Curiosa, a ruiva estendeu a mão e pegou a sacola, sentido algo frio se remexer. Enfiando a mão morena dentro, agarrou uma espécie de cabo que pareceu se ajustar perfeitamente em sua delicada mão. Ficou surpresa ao puxar uma pequena, porém mortal e afiada, adaga de dentro da sacola.
A lâmina era prateada e brilhava refletido a pouca luz do sol que conseguia atravessar as árvores, indicado que tinha sido cuidadosamente polida. O cabo era levava as mesmas cores da sacola em que estava: Um vermelho escuro e hipnotizante como sangue, com delicados detalhes dourados o enfeitando. Sentindo ainda um pouco de peso na sacola, meteu novamente a mão dentro, tirando de lá uma aljava que parecia se encaixar perfeitamente em sua cintura, como se tivesse sido feita sobe medida.
-- Nossa... -- Thalia piscou, atordoada. -- É linda, Alex. Mas... Não sei manejar armas.
-- Não há problema, eu te ensino. Essa arma é dada para às mulheres que são membros da corte real para elas poderem se defender se forem atacadas. E... Bem... -- O nobre pigarreou e encarou os pés. -- Sou eu quem eles precisam que esteja vivo.
Thalia assentiu, entendendo a preocupação do companheiro.
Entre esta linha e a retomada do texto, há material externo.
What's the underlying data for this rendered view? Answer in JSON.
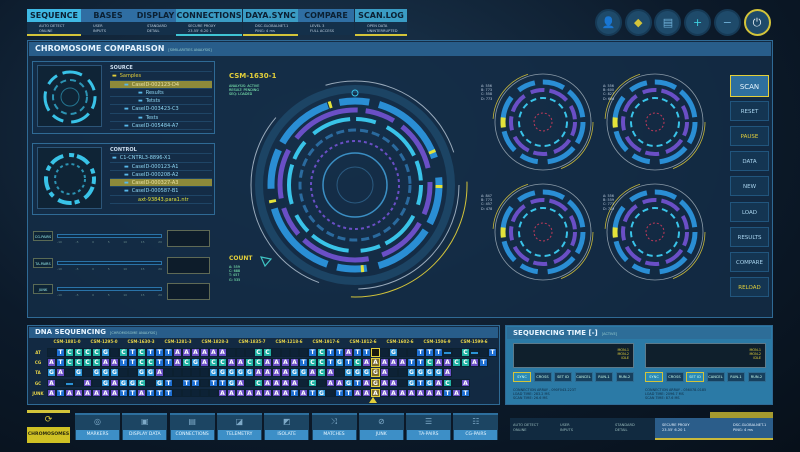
{
  "tabs": [
    {
      "label": "SEQUENCE",
      "sub": [
        "AUTO DETECT",
        "ONLINE"
      ]
    },
    {
      "label": "BASES",
      "sub": [
        "USER",
        "INPUTS"
      ]
    },
    {
      "label": "DISPLAY",
      "sub": [
        "STANDARD",
        "DETAIL"
      ]
    },
    {
      "label": "CONNECTIONS",
      "sub": [
        "SECURE PROXY",
        "23.55' 6.20 1"
      ]
    },
    {
      "label": "DAYA.SYNC",
      "sub": [
        "DSC.GLOBALNET.1",
        "PING: 4 ms"
      ]
    },
    {
      "label": "COMPARE",
      "sub": [
        "LEVEL 3",
        "FULL ACCESS"
      ]
    },
    {
      "label": "SCAN.LOG",
      "sub": [
        "OPEN DATA",
        "UNINTERRUPTED"
      ]
    }
  ],
  "top_icons": [
    "user-icon",
    "diamond-icon",
    "document-icon",
    "plus-icon",
    "minus-icon",
    "power-icon"
  ],
  "top_icon_glyphs": [
    "👤",
    "◆",
    "▤",
    "+",
    "−",
    "⏻"
  ],
  "main": {
    "title": "CHROMOSOME COMPARISON",
    "subtitle": "[SIMILARITIES ANALYSIS]"
  },
  "source": {
    "header": "SOURCE",
    "items": [
      "Samples",
      "CaseID-002123-D4",
      "Results",
      "Tetsts",
      "CaseID-003423-C3",
      "Tests",
      "CaseID-005484-A7"
    ]
  },
  "control": {
    "header": "CONTROL",
    "items": [
      "C1-CNTRL3-8896-X1",
      "CaseID-000123-A1",
      "CaseID-000208-A2",
      "CaseID-000327-A3",
      "CaseID-000587-B1",
      "axt-93843.para1.ntr"
    ]
  },
  "sliders": [
    {
      "label": "CG-PAIRS"
    },
    {
      "label": "TA-PAIRS"
    },
    {
      "label": "JUNK"
    }
  ],
  "slider_ticks": [
    "-10",
    "-5",
    "0",
    "5",
    "10",
    "15",
    "20"
  ],
  "center": {
    "title": "CSM-1630-1",
    "status": [
      "ANALYSIS: ACTIVE",
      "RESULT: PENDING",
      "SEQ: LOADED"
    ],
    "count_label": "COUNT",
    "counts": [
      "A: 559",
      "C: 688",
      "T: 457",
      "G: 535"
    ]
  },
  "satellites": [
    {
      "stats": [
        "A: 556",
        "B: 773",
        "C: 558",
        "D: 773"
      ]
    },
    {
      "stats": [
        "A: 556",
        "B: 600",
        "C: 827",
        "D: 606"
      ]
    },
    {
      "stats": [
        "A: 847",
        "B: 773",
        "C: 457",
        "D: 478"
      ]
    },
    {
      "stats": [
        "A: 556",
        "B: 559",
        "C: 773",
        "D: 719"
      ]
    }
  ],
  "right_buttons": [
    "SCAN",
    "RESET",
    "PAUSE",
    "DATA",
    "NEW",
    "LOAD",
    "RESULTS",
    "COMPARE",
    "RELOAD"
  ],
  "dna": {
    "title": "DNA SEQUENCING",
    "subtitle": "[CHROMOSOME ANALYSIS]",
    "columns": [
      "CSM-1881-0",
      "CSM-1295-0",
      "CSM-1630-3",
      "CSM-1281-3",
      "CSM-1828-3",
      "CSM-1835-7",
      "CSM-1218-6",
      "CSM-1917-6",
      "CSM-1812-6",
      "CSM-1602-6",
      "CSM-1506-9",
      "CSM-1599-6"
    ],
    "rows": [
      {
        "label": "AT",
        "seq": " TCCCCG CTCTTTAAAAAA   CC    TCTTATT  G  TTT- C- T"
      },
      {
        "label": "CG",
        "seq": "ATCCCCAATTCCTTACGACCAACCAAAATCCTGTCAAAAATTCAACCAT"
      },
      {
        "label": "TA",
        "seq": "GA G GGG  GGA     GGGGGAAAAGGACA GGGGA  GGGGA"
      },
      {
        "label": "GC",
        "seq": "A - A GAGGC GT TT TTGA CAAAA C AAGTAGAA GTGAC A"
      },
      {
        "label": "JUNK",
        "seq": "ATAAAAAATTATTT     AAAAAAAATATG TTAAAAAAAAAATAT"
      }
    ],
    "highlight_index": 36
  },
  "seqtime": {
    "title": "SEQUENCING TIME [-]",
    "subtitle": "[ACTIVE]",
    "monitors": [
      {
        "legend": [
          "MON-1",
          "MON-2",
          "IDLE"
        ],
        "buttons": [
          "SYNC",
          "CROSS",
          "SET ID",
          "CANCEL",
          "RUN-1",
          "RUN-2"
        ],
        "info": [
          "CONNECTION ARRAY - 090F043-223T",
          "LOAD TIME: 283.2 MS",
          "SCAN TIME: 26.6 MS"
        ]
      },
      {
        "legend": [
          "MON-1",
          "MON-2",
          "IDLE"
        ],
        "buttons": [
          "SYNC",
          "CROSS",
          "SET ID",
          "CANCEL",
          "RUN-1",
          "RUN-2"
        ],
        "info": [
          "CONNECTION ARRAY - 056078-0185",
          "LOAD TIME: 2096.7 MS",
          "SCAN TIME: 87.6 MS"
        ]
      }
    ]
  },
  "bottom": {
    "main": "CHROMOSOMES",
    "buttons": [
      {
        "label": "MARKERS",
        "icon": "fingerprint-icon",
        "g": "◎"
      },
      {
        "label": "DISPLAY DATA",
        "icon": "display-icon",
        "g": "▣"
      },
      {
        "label": "CONNECTIONS",
        "icon": "server-icon",
        "g": "▤"
      },
      {
        "label": "TELEMETRY",
        "icon": "telemetry-icon",
        "g": "◪"
      },
      {
        "label": "ISOLATE",
        "icon": "isolate-icon",
        "g": "◩"
      },
      {
        "label": "MATCHES",
        "icon": "shuffle-icon",
        "g": "⤨"
      },
      {
        "label": "JUNK",
        "icon": "ban-icon",
        "g": "⊘"
      },
      {
        "label": "TA-PAIRS",
        "icon": "list-icon",
        "g": "☰"
      },
      {
        "label": "CG-PAIRS",
        "icon": "list-icon",
        "g": "☷"
      }
    ],
    "status": [
      [
        "AUTO DETECT",
        "ONLINE"
      ],
      [
        "USER",
        "INPUTS"
      ],
      [
        "STANDARD",
        "DETAIL"
      ],
      [
        "SECURE PROXY",
        "23.55' 6.20 1"
      ],
      [
        "DSC.GLOBALNET.1",
        "PING: 4 ms"
      ]
    ]
  },
  "colors": {
    "A": "#6a4fc6",
    "T": "#1e6fd2",
    "C": "#21b2a4",
    "G": "#2b93d6",
    "accent": "#e3cf3a",
    "cyan": "#3fb9e4"
  }
}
Se inclinando na sua direção, depositou um demorado beijo em sua bochecha esquerda, fazendo o homem corar de forma leve, porém perceptível graças a sua pele clara.
Depois de uma breve mapeamento da área para saber se não tinha nenhum guarda por perto, eles usaram o mapa que tinham para voltar para o caminho certo e logo estavam rumando na direção correta para o reino dos Leonios, com as árvores os ajudando a evitar encontros com pessoas que poderiam os denunciar para seus perseguidores.
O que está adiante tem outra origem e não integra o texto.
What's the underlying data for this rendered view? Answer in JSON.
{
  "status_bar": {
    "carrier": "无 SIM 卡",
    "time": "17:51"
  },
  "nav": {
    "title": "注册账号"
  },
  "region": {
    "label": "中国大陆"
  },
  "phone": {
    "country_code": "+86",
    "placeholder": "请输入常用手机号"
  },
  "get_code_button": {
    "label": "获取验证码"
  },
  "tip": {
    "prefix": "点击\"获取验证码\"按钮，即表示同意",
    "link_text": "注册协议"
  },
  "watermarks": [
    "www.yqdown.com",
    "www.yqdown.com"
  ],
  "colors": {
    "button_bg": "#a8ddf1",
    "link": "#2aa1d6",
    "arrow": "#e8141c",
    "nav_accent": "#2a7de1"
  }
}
O objetivo, que já não era fácil, se tornou mais difícil e complicado: A viajem que demoraria dias, se alastrou para semanas. Estavam mais vulneráveis e os suprimentos teriam que ser mais regados por causa que a chegada a cidadezinhas ou vilarejos seria um pouco mais cansativa.
Mas desisti não estava nos planos daqueles dois jovens unidos por algo maior que um sentimento que acelera seus corações.